某月某日
ちょっと風変りな写真展をやるから、と三岸社長に誘われて、初日のパーティに出かけた。パーティ、ことに個展のそれは、作品の披露目とともに作者に会える、作品のことを作者から直接きくことが出来る場だと私は心得ている。日本式というか日本で一般に行われているパーティは知人友人が集まって酒盛りをする場となっているように見受けられる。
それはそれで楽しく賑やかで良いのだが、絵を見ずにひたすら飲み喰いし、絵の話題がさっぱりないという場面もしばしば見てきた。
その点、この画廊のパーティはシンプルで、本来のありようを示しているようで、いつも気持ちよく出席させてもらっている。
某月某日
風変りな写真の作者はマルセル・マゼ氏。フランス人で歳のころは60才を出たばかりというところ。さっそく”コマン タレ ヴー”の挨拶を交わしたが、私のフランス語はそこまで。以下、身振り手振りによる取材?だから、内容については責任が持てない。
案内状には日本初個展(3/3〜4/8、高輪画廊)で、Froissages(くしゃくしゃ)した写真の連作等多数とある。くしゃくしゃとは擬声語で紙などを丸めるときに発する音で、しわだらけの意。まさにマゼ氏の写真はしわくちゃである。
風景や花などの写真が、しわくちゃになって切り貼りされてCDケースに収まっている。それを1単位としてタテ数個×ヨコ数個の作品となる。
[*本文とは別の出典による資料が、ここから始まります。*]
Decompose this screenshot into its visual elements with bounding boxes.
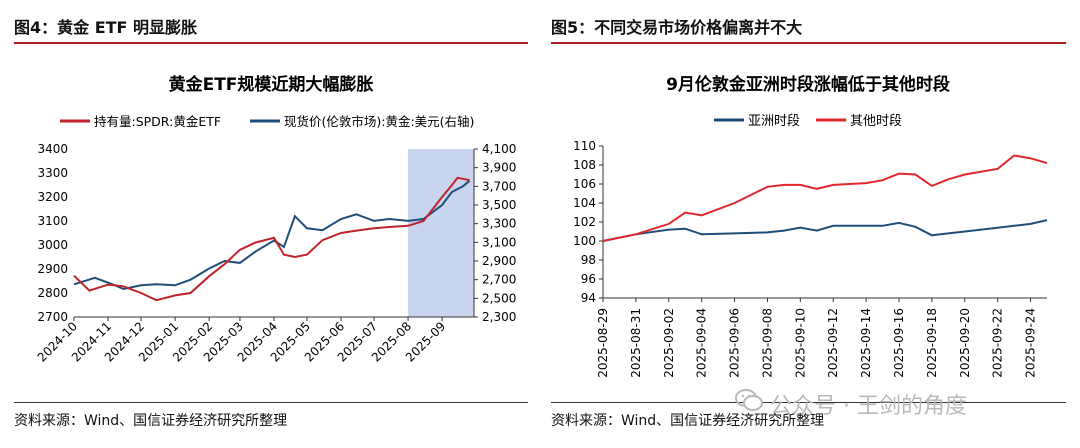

花の作品は万華鏡の視覚を平面に転開したような華やかと迷宮的世界が開示され、風景はとくに建物のある通りを撮ったものが実に興味深く面白かった。
切り貼りすることとCDケースで区切られた連続になることと、くしゃくしゃのため、本来なめらかに連続している風景がギクシャクしたり歪んだり、凸凹にライトの蔭りが出て写真の影と交錯して異次元的立体感がうまれ、そこにある風景、誰もが見慣れた風景がまったく新しい風景として蘇ってくる。
初めて見る情景なのに、以前に見たことがあると感じる体験をフランス語で<デジャビュ>というが、そのまったく逆、つまり以前見た情景なのに、初めて見るように感じるのだ。
これをフランス語で<ジャメビュ>という。マゼ氏の詐術に赤ワインの酔いが加わって銀座の夜風は心地よさを増していく。